Позвонили. К себе вызывал комсорг Дима Трощенко. Причина вызова была мне ясна. Я пообещал: «Сейчас». Сам же вырвал листок из блокнота и набросал: «1. Кочуй-Броделевич. Тайна коллекции. Или тайна, неизвестная ему самому, но упрятанная в коллекции: драгоценности, шифр, карта клада, важные для кого-то документы и др. 2. Есть ли у Кочуй-Броделевича наследники, и если есть, что им досталось и что они хотели получить. 3. Коллекционеры, их интриги и интересы. 4. Не арестовывали ли кого из родственников Броделевича в 17 или 37, и не сунул ли один из них при аресте в солонку бумаги или вещи. 5. Скворцова…»

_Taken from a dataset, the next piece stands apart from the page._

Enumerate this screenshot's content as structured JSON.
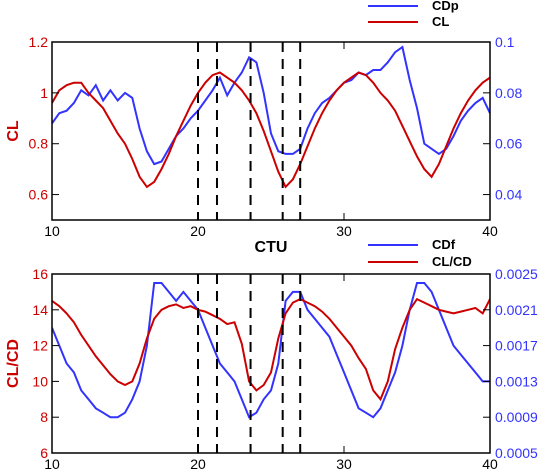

Опять звонок. «Куделин, долго тебя ждать!» Я схватил сумку из-под стола, сунул только что исписанный листок в один из бутсов за стельку и отбыл к комсоргу Трощенко. Как и предполагал ведун и старец Башкатов, меня назначили в похоронную команду. В нее обычно вгоняли самых младостажных и малозначительных работников редакции, но физически надежных. На этот раз со мной в части команды оказались Мальцев (этот – «значительный, но без году неделя»), юморист-оптимист Резвенников и стажер Алексашин. Нам полагалось утром быть на кладбище в Царицыне, присматривать, чтобы могильщики все делали как надо и вовремя, а в случае чего трясти перед директором кладбища удостоверениями, а когда подъедет процессия, нести гроб.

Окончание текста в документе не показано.